NEW YORK — Foreign Minister Yoko Kamikawa announced the creation of “FMCT Friends,” a group of nations that support prohibiting the production of raw materials for nuclear weapons, prior to the start of the negotiations for the Fissile Material Cut-Off Treaty, at a U.N. ministerial-level meeting in New York on Monday.

Twelve countries, including the G7 nations — Canada, France, Germany, Italy, Japan, the United States and the United Kingdom — decided to join the group. So did Australia, Brazil, Holland, Nigeria and the Philippines.

Of these nations, France, the United States and the United Kingdom possess nuclear weapons.

“I am delighted to announce the establishment of the FMCT Friends,” Kamikawa said at the U.N. Security Council Ministerial Briefing on Nuclear Disarmament and Non-Proliferation. Japan aims to take the initiative to increase momentum for nuclear disarmament.

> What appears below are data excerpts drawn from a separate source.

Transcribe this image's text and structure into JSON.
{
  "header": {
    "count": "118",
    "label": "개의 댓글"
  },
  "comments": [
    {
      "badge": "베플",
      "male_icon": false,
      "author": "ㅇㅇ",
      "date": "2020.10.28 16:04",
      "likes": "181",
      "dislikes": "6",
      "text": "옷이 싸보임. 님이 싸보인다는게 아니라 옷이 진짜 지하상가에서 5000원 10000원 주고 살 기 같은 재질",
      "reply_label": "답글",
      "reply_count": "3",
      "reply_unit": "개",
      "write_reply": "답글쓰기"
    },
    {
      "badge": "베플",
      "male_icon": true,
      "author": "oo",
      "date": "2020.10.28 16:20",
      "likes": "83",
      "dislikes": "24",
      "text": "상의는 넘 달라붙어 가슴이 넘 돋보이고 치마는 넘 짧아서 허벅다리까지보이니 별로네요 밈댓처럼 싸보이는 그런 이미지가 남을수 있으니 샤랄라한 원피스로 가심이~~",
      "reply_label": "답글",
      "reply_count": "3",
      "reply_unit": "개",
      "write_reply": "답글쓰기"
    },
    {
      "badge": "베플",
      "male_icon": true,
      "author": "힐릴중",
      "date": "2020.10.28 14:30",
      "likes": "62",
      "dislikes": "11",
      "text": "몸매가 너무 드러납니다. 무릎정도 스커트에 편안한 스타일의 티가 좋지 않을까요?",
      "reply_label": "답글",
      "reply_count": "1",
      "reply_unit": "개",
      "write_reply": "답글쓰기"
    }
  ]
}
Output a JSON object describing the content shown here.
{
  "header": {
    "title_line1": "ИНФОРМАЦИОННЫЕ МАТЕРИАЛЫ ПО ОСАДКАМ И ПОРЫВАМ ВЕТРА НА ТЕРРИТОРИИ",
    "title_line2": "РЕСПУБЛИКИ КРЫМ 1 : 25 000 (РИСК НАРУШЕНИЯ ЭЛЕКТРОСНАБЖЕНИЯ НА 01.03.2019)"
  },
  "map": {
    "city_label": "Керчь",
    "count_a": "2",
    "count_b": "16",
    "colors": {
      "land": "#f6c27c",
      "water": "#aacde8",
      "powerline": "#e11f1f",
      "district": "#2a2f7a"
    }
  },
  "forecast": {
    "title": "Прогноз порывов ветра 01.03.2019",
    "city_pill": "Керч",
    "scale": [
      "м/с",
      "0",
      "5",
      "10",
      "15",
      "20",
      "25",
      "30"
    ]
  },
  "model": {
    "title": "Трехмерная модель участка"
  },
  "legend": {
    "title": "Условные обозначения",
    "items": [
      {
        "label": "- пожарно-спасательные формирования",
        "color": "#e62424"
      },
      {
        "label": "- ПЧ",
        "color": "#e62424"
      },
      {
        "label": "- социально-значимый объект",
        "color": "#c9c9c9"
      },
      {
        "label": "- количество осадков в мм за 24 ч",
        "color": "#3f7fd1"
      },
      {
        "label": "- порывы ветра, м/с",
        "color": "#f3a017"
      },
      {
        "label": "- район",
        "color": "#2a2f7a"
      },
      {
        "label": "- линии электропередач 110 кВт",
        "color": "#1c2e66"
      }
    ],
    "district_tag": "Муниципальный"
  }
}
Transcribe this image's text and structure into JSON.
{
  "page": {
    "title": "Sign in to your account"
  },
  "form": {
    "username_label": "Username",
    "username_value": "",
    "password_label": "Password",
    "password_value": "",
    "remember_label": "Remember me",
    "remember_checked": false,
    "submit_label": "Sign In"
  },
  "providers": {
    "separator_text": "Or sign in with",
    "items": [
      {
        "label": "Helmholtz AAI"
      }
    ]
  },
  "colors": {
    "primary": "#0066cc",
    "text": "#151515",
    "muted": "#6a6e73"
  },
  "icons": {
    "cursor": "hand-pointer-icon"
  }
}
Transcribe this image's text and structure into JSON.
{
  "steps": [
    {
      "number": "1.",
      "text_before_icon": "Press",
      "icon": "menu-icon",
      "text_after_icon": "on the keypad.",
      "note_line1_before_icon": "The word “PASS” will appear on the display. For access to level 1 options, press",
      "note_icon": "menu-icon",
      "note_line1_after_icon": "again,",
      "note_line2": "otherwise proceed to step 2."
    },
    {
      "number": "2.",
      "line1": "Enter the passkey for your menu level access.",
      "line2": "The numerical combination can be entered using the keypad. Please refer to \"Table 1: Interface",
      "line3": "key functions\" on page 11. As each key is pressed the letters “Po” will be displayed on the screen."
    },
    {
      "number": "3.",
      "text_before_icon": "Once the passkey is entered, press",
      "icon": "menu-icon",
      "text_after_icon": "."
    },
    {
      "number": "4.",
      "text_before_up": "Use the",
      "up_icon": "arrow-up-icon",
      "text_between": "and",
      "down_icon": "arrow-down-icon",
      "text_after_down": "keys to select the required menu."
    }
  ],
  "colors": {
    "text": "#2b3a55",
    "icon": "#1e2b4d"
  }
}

“The importance of an FMCT in limiting the quantitative improvement of nuclear weapons by banning the production of fissile materials is indisputable,” Kamikawa said, calling for the start of the FMCT negotiations.

The United States proposed the FMCT in 1993, but the negotiations have not begun due to differences in countries’ opinions over issues such as the definition of the raw materials of nuclear weapons.

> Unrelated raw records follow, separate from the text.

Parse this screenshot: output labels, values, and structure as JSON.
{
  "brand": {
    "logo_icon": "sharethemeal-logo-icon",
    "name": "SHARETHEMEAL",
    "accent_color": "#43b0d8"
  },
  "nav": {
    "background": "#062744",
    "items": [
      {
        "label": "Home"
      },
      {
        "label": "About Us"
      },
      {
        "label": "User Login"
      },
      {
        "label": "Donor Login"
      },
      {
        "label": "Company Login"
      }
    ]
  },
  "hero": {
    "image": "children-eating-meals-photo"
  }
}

In her speech, Kamikawa also expressed concern about the possibility of the use of artificial intelligence in operating and managing nuclear weapons, and she called for “the commitment to maintain human control and

involvement,” with China and Russia, both nuclear weapon states, in mind.

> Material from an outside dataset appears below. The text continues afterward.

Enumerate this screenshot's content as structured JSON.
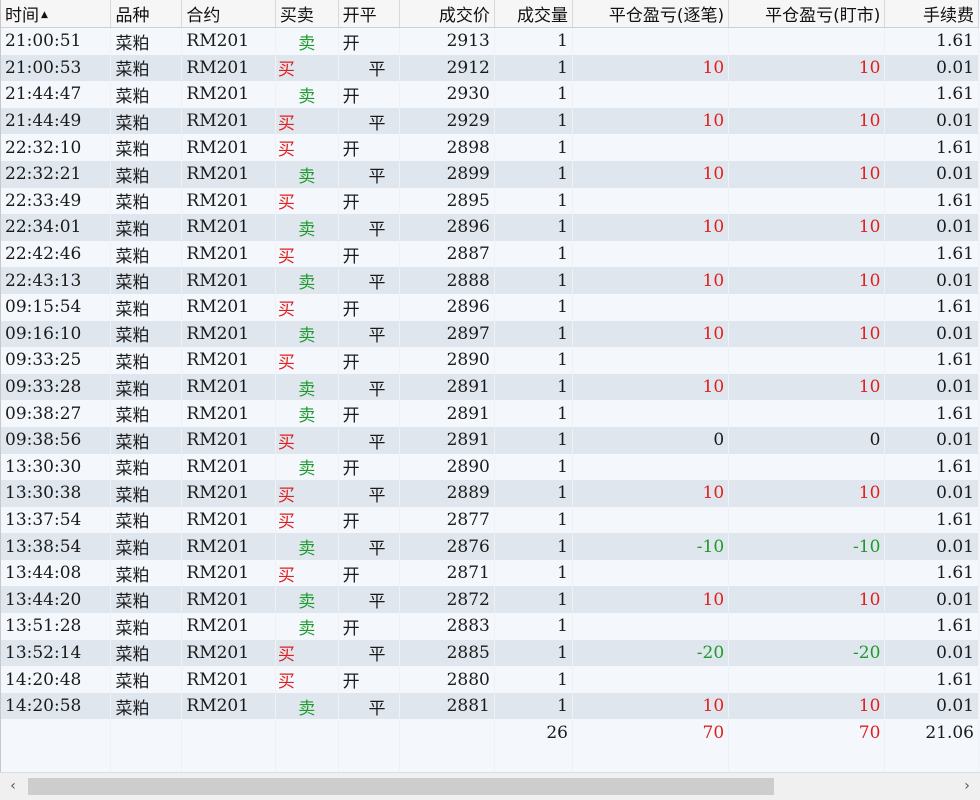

Japan chairs the Security Council in March, and Kamikawa chaired the ministerial-level meeting.

U.S. Ambassador to the United Nations Linda Thomas-Greenfield expressed concern at the meeting saying that “Russia has irresponsibly invoked dangerous nuclear rhetoric” and “China has rapidly and opaquely built up and diversified its nuclear weapons stores.”

“Nuclear weapons states must provide transparency into their programs and engage with one another to reduce the risk of nuclear conflict,” Thomas-Greenfield said at the meeting.

She also expressed the U.S. intention to join with Japan in submitting a resolution to the Security Council calling on countries not to deploy nuclear weapons or weapons of mass destruction in outer space. The United States believes that Russia is building a capability to attack satellites in outer space.

Russia and China vehemently opposed the move. China’s Ambassador to the United Nations Zhang Jun said China will not participate in a race to expand nuclear arms, but it will maintain its nuclear strategy for self-defense. Russia’s First Deputy Permanent Representative to the U.N. Dmitry Polyanskiy insisted that the claims by the Western countries are out of touch with reality.